Same Colors Different Values |
The seemingly ridiculous roulette scam where one player buys in for a color of minimum-denomination roulette chips, then holds on to a few while cashing out the rest, then passes those kept to a roulette-cheat partner who buys in for the same color chips at a different table for a higher denominaion, and then upon cashing those out, mixes in the chips received from the original cheat.
And it just keeps working.
The cheat scheme usually sees the first roulette cheat buying fifty-cent or one-dollar roulette chips while the second roulette cheat cashes out a handful of them at another table as twenty-five-dollar roulette chips.
So the profit is $24 per chip.
A skilled roulette cheat team working a busy night in a big casino with lots of roulette tables can make off with several thousand dollars during a single shift.
The latest instance of this roulette color-up scam resulting in a bust occurred at the L'auberge Casino in Baton Rouge Louisiana.
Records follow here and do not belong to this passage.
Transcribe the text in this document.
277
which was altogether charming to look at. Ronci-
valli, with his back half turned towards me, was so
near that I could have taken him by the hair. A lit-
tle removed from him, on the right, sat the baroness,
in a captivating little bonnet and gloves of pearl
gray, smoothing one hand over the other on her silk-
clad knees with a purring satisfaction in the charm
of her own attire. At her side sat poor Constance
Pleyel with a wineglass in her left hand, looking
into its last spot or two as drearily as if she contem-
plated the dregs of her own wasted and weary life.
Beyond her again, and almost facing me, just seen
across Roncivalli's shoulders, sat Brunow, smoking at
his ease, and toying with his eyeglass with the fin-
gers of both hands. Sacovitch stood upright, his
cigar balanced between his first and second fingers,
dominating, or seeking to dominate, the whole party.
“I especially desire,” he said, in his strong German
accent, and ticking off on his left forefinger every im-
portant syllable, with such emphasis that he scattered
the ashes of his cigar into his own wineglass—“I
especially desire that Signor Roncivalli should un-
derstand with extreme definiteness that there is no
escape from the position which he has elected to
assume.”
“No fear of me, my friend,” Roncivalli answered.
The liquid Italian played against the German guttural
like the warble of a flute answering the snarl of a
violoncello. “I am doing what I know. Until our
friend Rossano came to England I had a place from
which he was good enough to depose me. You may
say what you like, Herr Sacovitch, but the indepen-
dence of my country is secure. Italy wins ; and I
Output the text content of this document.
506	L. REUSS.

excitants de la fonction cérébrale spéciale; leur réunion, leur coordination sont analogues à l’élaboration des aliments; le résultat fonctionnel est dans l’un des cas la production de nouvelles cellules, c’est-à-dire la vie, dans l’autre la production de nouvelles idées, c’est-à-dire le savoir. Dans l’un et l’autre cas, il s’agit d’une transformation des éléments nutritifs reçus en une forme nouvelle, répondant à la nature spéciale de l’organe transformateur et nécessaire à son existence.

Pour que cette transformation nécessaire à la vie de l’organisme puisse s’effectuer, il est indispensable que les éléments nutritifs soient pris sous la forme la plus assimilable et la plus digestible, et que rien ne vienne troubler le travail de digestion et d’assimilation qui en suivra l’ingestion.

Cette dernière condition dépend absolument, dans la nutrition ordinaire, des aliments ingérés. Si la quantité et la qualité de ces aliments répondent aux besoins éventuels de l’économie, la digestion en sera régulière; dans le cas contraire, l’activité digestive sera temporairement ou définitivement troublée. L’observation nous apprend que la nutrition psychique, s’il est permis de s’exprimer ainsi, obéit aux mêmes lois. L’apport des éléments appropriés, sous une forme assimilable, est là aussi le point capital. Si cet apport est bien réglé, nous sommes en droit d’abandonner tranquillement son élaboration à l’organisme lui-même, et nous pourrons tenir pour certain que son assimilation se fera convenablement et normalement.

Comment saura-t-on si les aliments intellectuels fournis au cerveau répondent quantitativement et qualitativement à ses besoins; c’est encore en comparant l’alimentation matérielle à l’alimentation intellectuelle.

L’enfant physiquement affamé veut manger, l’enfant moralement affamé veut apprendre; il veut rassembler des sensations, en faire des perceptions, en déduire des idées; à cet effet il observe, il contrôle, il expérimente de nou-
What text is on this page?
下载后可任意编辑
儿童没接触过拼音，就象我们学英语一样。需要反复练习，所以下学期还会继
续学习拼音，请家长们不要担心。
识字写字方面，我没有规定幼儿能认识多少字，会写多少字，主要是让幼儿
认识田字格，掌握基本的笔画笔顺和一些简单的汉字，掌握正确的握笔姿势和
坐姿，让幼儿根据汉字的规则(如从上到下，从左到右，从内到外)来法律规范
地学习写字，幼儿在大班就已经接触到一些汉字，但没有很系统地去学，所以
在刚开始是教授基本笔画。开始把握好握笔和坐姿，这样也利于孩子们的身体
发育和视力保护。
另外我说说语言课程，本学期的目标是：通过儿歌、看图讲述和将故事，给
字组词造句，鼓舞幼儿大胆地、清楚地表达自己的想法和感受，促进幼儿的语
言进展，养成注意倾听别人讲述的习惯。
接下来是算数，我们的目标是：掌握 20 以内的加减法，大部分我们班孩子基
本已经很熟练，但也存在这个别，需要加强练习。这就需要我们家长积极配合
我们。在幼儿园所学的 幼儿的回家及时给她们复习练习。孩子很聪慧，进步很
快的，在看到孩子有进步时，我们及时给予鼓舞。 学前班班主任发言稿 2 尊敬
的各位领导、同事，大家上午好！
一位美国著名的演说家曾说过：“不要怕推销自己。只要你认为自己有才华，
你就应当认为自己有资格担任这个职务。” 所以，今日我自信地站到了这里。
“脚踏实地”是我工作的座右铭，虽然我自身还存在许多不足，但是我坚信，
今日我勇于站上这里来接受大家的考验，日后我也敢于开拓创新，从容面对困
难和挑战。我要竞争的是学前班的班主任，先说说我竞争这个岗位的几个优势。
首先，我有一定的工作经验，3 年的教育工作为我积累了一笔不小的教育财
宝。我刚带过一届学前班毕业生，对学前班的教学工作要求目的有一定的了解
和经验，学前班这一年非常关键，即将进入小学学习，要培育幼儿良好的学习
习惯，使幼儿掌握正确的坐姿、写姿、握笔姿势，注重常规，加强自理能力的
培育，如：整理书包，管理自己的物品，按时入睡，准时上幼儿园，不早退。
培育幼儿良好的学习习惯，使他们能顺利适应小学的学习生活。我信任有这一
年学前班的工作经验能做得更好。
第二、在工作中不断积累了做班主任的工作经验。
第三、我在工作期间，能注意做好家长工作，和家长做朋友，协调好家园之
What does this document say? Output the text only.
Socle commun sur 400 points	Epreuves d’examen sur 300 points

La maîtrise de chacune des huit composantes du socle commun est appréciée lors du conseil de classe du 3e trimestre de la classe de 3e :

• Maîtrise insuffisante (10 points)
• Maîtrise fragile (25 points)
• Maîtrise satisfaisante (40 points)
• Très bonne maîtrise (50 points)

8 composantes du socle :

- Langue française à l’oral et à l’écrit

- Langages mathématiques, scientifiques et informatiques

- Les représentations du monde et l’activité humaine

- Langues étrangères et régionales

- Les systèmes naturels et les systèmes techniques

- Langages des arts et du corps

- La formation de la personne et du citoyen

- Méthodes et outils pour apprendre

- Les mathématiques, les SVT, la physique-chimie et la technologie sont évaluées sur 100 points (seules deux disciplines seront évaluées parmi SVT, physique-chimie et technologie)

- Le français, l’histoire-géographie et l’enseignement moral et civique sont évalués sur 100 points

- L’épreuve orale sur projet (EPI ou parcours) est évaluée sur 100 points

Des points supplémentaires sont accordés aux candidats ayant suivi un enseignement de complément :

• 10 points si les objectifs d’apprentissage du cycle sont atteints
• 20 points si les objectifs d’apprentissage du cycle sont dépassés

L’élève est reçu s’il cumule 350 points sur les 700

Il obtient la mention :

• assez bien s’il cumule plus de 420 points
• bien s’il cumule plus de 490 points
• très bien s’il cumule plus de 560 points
The reported take was nearly $5,000 and the person responsible was twenty-eight-year-old Emiliano Rodriguez of the Bronx, NY, where a large number of these roulette color-up cheats come from.
The roulette cheat scam is generally done at Native American Casinos or in Riverboat Casino districts where roulette scammers believe casino security and surveillance is less efficient than in Las Vegas or Atlantic City.
Ohio casinos have been especially hard hit by this roulette scam the past few years.
And, unbelievably, the majority of these scams go unnoticed by casino authorities in all types of casinos.